Cholestatic liver injury following extra- or intrahepatic bile duct obstruction causes nonparenchymal cell proliferation and matrix deposition leading to end-stage liver disease and cirrhosis. In cholestatic conditions, nitric oxide (NO) is mainly produced by a hepatocyte-inducible NO synthase (iNOS) as a result of enhanced inflow of endotoxins to the liver and also by accumulation of bile salts in hepatocytes and subsequent hepatocellular injury. This study was aimed to investigate the role of NO and S-nitrosothiol (SNO) homeostasis in the development of hepatocellular injury during cholestasis induced by bile duct ligation (BDL) in rats. Male Wistar rats (200-250 g) were divided into four groups (n=10 each), including sham-operated (SO), bile duct-ligated (BDL), tauroursodeoxycholic acid (TUDCA, 50 mg/kg) and S-methylisothiourea (SMT, 25 mg/kg) treated. After 7 days, BDL rats showed elevated serum levels of gamma-glutamiltranspeptidase, aspartate aminotransferase, alanine aminotransferase, LDH, and bilirubin, bile duct proliferation and fibrosis, compared with the SO group. TUDCA treatment did not significantly alter these parameters, but the iNOS inhibitor SMT ameliorated hepatocellular injury, as shown by lower levels of circulating hepatic enzymes and bilirubin, and a decreased grade of bile duct proliferation and fibrosis. Both TUDCA and SMT treatments reversed Mrp2 canalicular pump expression to control levels. However, only SMT treatment significantly lowered the increased levels of plasma NO and S-nitrosation (S-nitrosylation) of liver proteins in BDL rats. Moreover, BDL resulted in a reduction of the S-nitrosoglutathione reductase (GSNOR/Adh5) enzymatic activity and a downregulation of the GSNOR/Adh5 mRNA expression that was reverted by SMT, but not TUDCA, treatment. A total of 25 liver proteins, including S-adenosyl methionine synthetase, betaine-homocysteine S-methyltransferase, Hsp90 and protein disulfide isomerase, were found to be S-nitrosated in BDL rats. In conclusion, the inhibition of NO production during induced cholestasis ameliorates hepatocellular injury. This effect is in part mediated by the improvement of cell proficiency in maintaining SNO homeostasis.

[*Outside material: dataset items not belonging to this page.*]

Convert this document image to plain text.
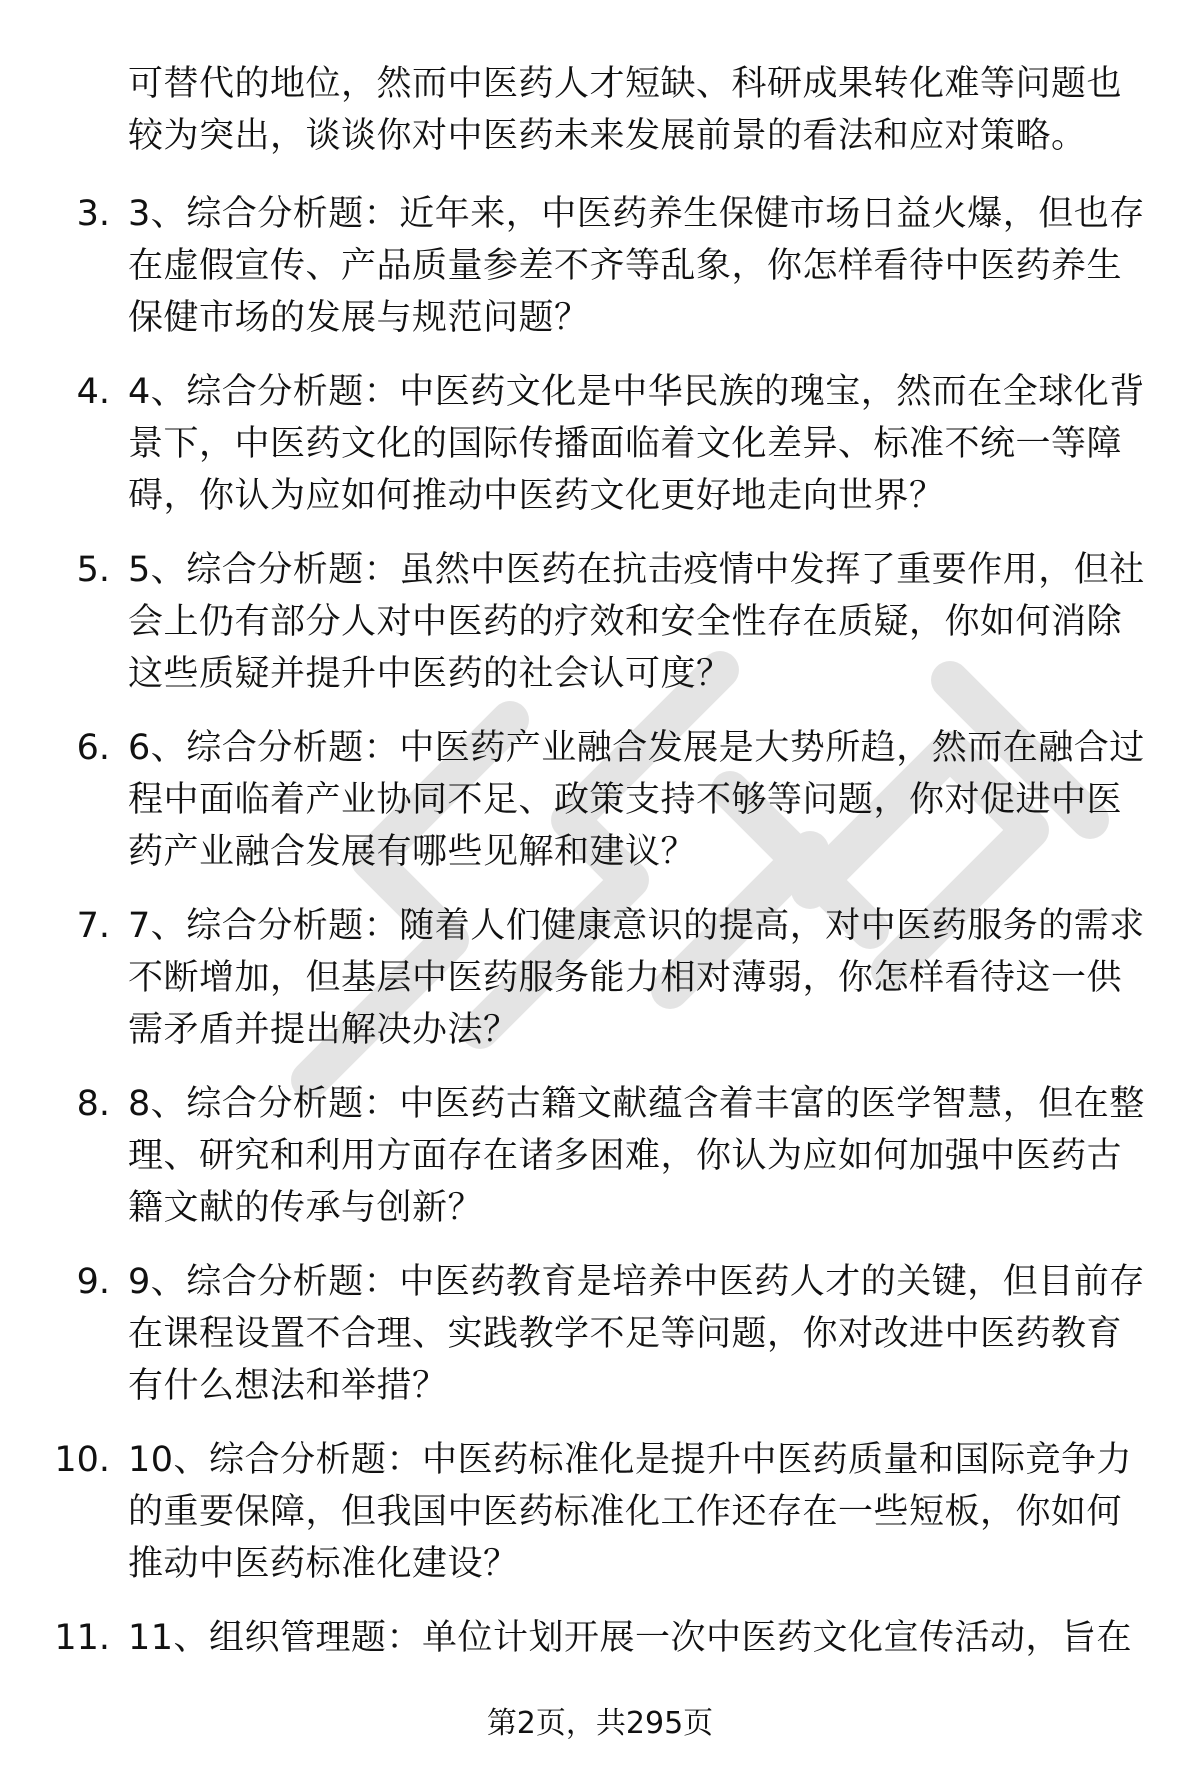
可替代的地位，然而中医药人才短缺、科研成果转化难等问题也
较为突出，谈谈你对中医药未来发展前景的看法和应对策略。
3. 3、综合分析题：近年来，中医药养生保健市场日益火爆，但也存
在虚假宣传、产品质量参差不齐等乱象，你怎样看待中医药养生
保健市场的发展与规范问题？
4. 4、综合分析题：中医药文化是中华民族的瑰宝，然而在全球化背
景下，中医药文化的国际传播面临着文化差异、标准不统一等障
碍，你认为应如何推动中医药文化更好地走向世界？
5. 5、综合分析题：虽然中医药在抗击疫情中发挥了重要作用，但社
会上仍有部分人对中医药的疗效和安全性存在质疑，你如何消除
这些质疑并提升中医药的社会认可度？
6. 6、综合分析题：中医药产业融合发展是大势所趋，然而在融合过
程中面临着产业协同不足、政策支持不够等问题，你对促进中医
药产业融合发展有哪些见解和建议？
7. 7、综合分析题：随着人们健康意识的提高，对中医药服务的需求
不断增加，但基层中医药服务能力相对薄弱，你怎样看待这一供
需矛盾并提出解决办法？
8. 8、综合分析题：中医药古籍文献蕴含着丰富的医学智慧，但在整
理、研究和利用方面存在诸多困难，你认为应如何加强中医药古
籍文献的传承与创新？
9. 9、综合分析题：中医药教育是培养中医药人才的关键，但目前存
在课程设置不合理、实践教学不足等问题，你对改进中医药教育
有什么想法和举措？
10. 10、综合分析题：中医药标准化是提升中医药质量和国际竞争力
的重要保障，但我国中医药标准化工作还存在一些短板，你如何
推动中医药标准化建设？
11. 11、组织管理题：单位计划开展一次中医药文化宣传活动，旨在
第2页，共295页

肝外或肝内胆管阻塞导致胆汁淤积性肝损伤会引起非实质细胞增殖和基质沉积,从而导致终末期肝病和肝硬化。在胆汁淤积的情况下,一氧化氮 (NO) 主要由肝细胞诱导型一氧化氮合酶 (iNOS) 产生,这是由于内毒素流入肝脏增加,以及胆汁盐在肝细胞内积聚和随后的肝细胞损伤所致。本研究旨在探讨一氧化氮和 S-亚硝基硫醇 (SNO) 平衡在胆管结扎 (BDL) 诱导的大鼠胆汁淤积性肝损伤发展中的作用。雄性 Wistar 大鼠 (200-250 g) 分为四组 (每组 10 只),包括假手术 (SO)、胆管结扎 (BDL)、牛磺熊脱氧胆酸 (TUDCA,50 mg/kg) 和 S-甲基异硫脲 (SMT,25 mg/kg) 处理。7 天后,与 SO 组相比,BDL 大鼠血清γ-谷氨酰转肽酶、天冬氨酸转氨酶、丙氨酸转氨酶、乳酸脱氢酶和胆红素水平升高,胆管增生和纤维化。TUDCA 治疗并未显著改变这些参数,但 iNOS 抑制剂 SMT 改善了肝细胞损伤,表现为循环肝酶和胆红素水平降低,胆管增生和纤维化程度降低。TUDCA 和 SMT 治疗均使 Mrp2 管腔泵表达恢复至对照水平。然而,只有 SMT 治疗可显著降低 BDL 大鼠血浆 NO 和肝蛋白 S-亚硝化 (S-亚硝基化) 水平升高。此外,BDL 导致还原型谷胱甘肽 S-亚硝基转移酶 (GSNOR/Adh5) 酶活性降低和 GSNOR/Adh5 mRNA 表达下调,SMT 治疗可逆转这种降低,但 TUDCA 治疗无效。在 BDL 大鼠中发现 25 种肝脏蛋白发生 S-亚硝化,包括 S-腺苷甲硫氨酸合成酶、甜菜碱同型半胱氨酸 S-甲基转移酶、热休克蛋白 90 和蛋白二硫键异构酶。总之,在诱导性胆汁淤积期间抑制 NO 生成可改善肝细胞损伤。这种作用部分是通过改善细胞维持 SNO 平衡的能力来介导的。